I'd like to say something about myself. Something honest and real. It's so easy to imagine that the people we follow on social media are so cool and wonderful and adventurous and brave and fascinating. And maybe they are. And maybe they're not. I cannot speak for any of them, but myself.
I am no Hipster. I don't know the cool new fashion or music trends. I don't take interesting photos of cafés or old ladies. I can't properly navigate around which filter is better for what, and how to crop a photo. I don't drink exclusively organic, local beer. I don't have the perfect bangs, and more often than not, my winged eyeliner is uneven. I don't own a shirt in a peter pan collar, I don't button them all the way to the top. But if you do, that's awesome.
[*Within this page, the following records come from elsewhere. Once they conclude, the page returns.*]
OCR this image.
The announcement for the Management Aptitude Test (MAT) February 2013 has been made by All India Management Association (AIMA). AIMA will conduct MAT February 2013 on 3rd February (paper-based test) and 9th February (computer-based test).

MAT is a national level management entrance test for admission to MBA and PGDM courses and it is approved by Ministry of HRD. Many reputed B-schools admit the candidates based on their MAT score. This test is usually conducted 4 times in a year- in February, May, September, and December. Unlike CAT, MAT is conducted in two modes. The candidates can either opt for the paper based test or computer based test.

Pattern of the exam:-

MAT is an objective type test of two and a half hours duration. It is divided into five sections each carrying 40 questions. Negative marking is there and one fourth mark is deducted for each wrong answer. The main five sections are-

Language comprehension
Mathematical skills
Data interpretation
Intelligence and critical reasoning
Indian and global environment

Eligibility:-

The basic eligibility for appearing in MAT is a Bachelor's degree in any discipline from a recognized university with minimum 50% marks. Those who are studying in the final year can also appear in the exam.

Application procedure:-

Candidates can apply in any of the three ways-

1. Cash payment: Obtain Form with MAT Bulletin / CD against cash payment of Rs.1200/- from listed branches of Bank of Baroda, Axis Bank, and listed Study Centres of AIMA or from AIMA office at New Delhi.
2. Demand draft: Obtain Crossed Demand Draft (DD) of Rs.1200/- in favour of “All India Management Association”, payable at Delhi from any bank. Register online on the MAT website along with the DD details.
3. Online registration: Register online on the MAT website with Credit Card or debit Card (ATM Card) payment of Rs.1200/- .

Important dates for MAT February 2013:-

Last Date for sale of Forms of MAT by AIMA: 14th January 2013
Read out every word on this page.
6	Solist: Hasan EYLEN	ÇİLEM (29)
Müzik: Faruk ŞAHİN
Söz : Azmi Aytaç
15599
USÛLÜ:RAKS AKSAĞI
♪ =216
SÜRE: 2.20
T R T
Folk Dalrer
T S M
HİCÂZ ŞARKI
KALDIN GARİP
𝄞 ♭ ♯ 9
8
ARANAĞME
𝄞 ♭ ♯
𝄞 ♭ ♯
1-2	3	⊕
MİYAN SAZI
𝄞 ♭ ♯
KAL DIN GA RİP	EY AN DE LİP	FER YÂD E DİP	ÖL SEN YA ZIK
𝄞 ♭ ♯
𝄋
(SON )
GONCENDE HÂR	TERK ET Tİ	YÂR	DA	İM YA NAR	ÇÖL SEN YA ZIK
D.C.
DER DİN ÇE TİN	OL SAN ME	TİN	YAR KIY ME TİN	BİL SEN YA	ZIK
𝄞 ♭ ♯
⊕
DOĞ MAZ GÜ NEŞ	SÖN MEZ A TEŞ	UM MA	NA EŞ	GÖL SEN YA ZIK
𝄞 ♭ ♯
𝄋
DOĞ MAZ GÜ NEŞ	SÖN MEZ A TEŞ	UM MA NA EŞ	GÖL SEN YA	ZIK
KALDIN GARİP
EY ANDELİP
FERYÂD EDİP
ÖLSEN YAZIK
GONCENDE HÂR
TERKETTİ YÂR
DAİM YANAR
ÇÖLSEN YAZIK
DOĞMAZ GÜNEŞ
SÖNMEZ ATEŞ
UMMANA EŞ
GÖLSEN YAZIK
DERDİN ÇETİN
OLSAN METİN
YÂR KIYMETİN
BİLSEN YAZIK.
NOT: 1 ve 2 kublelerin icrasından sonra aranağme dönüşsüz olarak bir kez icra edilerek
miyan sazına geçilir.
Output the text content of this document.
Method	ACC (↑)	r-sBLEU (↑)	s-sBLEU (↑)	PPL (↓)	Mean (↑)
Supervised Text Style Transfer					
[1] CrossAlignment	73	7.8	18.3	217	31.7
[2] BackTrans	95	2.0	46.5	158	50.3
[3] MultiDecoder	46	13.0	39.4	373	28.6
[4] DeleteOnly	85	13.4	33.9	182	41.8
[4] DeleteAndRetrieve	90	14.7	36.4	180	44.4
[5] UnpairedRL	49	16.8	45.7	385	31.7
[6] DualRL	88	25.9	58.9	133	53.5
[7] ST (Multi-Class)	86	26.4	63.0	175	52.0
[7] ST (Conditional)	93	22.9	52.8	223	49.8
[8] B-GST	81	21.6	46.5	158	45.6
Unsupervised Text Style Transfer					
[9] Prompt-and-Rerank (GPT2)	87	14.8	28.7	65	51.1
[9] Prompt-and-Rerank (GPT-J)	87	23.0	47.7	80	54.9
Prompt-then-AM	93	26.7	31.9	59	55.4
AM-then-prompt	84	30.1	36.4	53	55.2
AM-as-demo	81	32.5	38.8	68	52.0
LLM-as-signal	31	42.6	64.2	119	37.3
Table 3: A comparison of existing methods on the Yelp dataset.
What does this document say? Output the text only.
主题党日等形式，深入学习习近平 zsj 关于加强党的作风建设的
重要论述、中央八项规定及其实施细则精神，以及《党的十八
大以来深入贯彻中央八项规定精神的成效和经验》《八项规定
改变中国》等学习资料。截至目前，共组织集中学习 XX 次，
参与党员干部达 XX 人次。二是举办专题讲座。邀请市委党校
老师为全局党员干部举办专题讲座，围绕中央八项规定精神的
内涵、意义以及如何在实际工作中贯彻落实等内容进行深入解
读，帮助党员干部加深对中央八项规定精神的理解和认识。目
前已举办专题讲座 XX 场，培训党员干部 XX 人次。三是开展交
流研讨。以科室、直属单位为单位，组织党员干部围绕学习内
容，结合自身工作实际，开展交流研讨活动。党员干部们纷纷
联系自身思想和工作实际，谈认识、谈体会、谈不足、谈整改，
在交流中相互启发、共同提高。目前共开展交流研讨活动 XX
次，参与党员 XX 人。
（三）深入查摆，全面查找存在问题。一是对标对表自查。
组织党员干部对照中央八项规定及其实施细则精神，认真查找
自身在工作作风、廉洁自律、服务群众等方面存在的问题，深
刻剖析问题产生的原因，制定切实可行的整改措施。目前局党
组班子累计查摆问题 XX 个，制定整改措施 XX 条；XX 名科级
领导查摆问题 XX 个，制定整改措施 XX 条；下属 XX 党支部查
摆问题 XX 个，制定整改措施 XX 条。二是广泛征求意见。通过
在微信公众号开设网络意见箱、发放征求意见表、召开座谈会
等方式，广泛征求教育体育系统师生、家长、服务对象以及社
I am no internet celebrity chef. While I love cooking, and it is a huge part of my life, it is not who I am. I don't visit farms on my time off. I don't wear a fancy locally made apron. I still believe in the power of a crisp, white chef coat. I don't make foams or pearls. Sometimes, I eat things out of a microwave, out of a box. And that's okay. And if you do differently, that's okay too.
I am no stereotypical metal head. I love metal music. I sometimes wear head to toe black, with studs that could take your eye out, and combat boots that have seen actual combat. And sometimes, I wear pretty sundresses and listen to country. Sometimes, I wear sweatpants and listen to 90s rap. Sometimes, I am naked and just listen to the wind. And that's okay.
I am not a famous instagram model. I enjoy taking pictures of myself when I feel confident. I like to preserve those moments to remind me that I am strong and amazing, when I don't feel quite so. I like to inspire others to love themselves a little more, everyday. I like to share my personal success when my makeup or hair is just like I wanted it. I am not a size 2, my boobs are small and my legs only go up to *here*. And that's okay.
I love my body and its struggles. I love my life and its ups and downs. And I love you. And that's okay.